Political power grows out of the barrel of a gun (attributed to Mao, I think). You need an event that allows the corporations to have their own armed forces. Perhaps, a constitutional amendment in the US privatizing the armed forces for cost savings. Or a stronger second amendment allowing individuals and corporations to keep and bear any weapon they like, including nuclear weapons. These are unlikely to happen elsewhere in the world but US corporations may slowly take over the world with their armies.


The Solar Flare

The World has become all but dependent on computers, when all of a sudden, the Sun emits a solar flare in our direction with a powerful enough EMP to wipe out all electronics. The ensuing chaos causes the fall of governments worldwide. The world plunges into a deep economic depression, law and order breaks down everywhere and the people begin to starve.

However, it turns out that some of the biggest corporations had put aside some of their spare billions to keep backup systems deep underground, well protected from the effect.
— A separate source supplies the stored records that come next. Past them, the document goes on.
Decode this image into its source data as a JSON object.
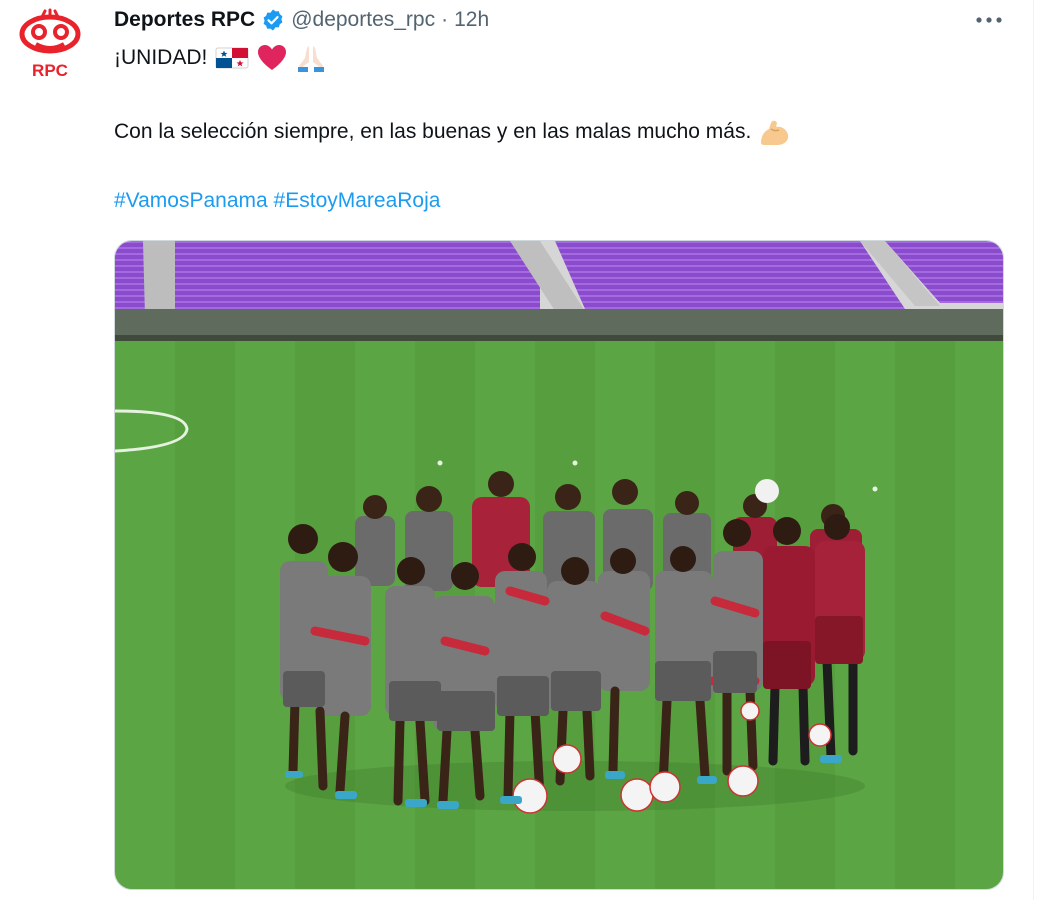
{
  "tweet": {
    "author": {
      "display_name": "Deportes RPC",
      "handle": "@deportes_rpc",
      "avatar_text": "RPC",
      "verified": true
    },
    "separator": "·",
    "time": "12h",
    "text_line1": "¡UNIDAD!",
    "emojis_line1": [
      "panama-flag",
      "red-heart",
      "folded-hands"
    ],
    "text_line2": "Con la selección siempre, en las buenas y en las malas mucho más.",
    "emojis_line2": [
      "flexed-biceps"
    ],
    "hashtags": [
      "#VamosPanama",
      "#EstoyMareaRoja"
    ],
    "media": {
      "type": "photo"
    }
  },
  "colors": {
    "brand_red": "#e8232b",
    "link_blue": "#1d9bf0",
    "secondary_text": "#536471",
    "stadium_seats": "#8e4fd1",
    "pitch_green": "#58a140"
  }
}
They have all the information they need on most of the world's citizens, and just happen to have the expertise and knowledge to provide the various needs of the people in massive enough quantities. All you have to do is pledge your loyalty to them.

So you can try to work together some semblance of democracy, you could try to live an agrarian life or set up some sort of commune / soviet, which is hard work with little reward...

Or you could take the easiest option and just join the corporation, and eat.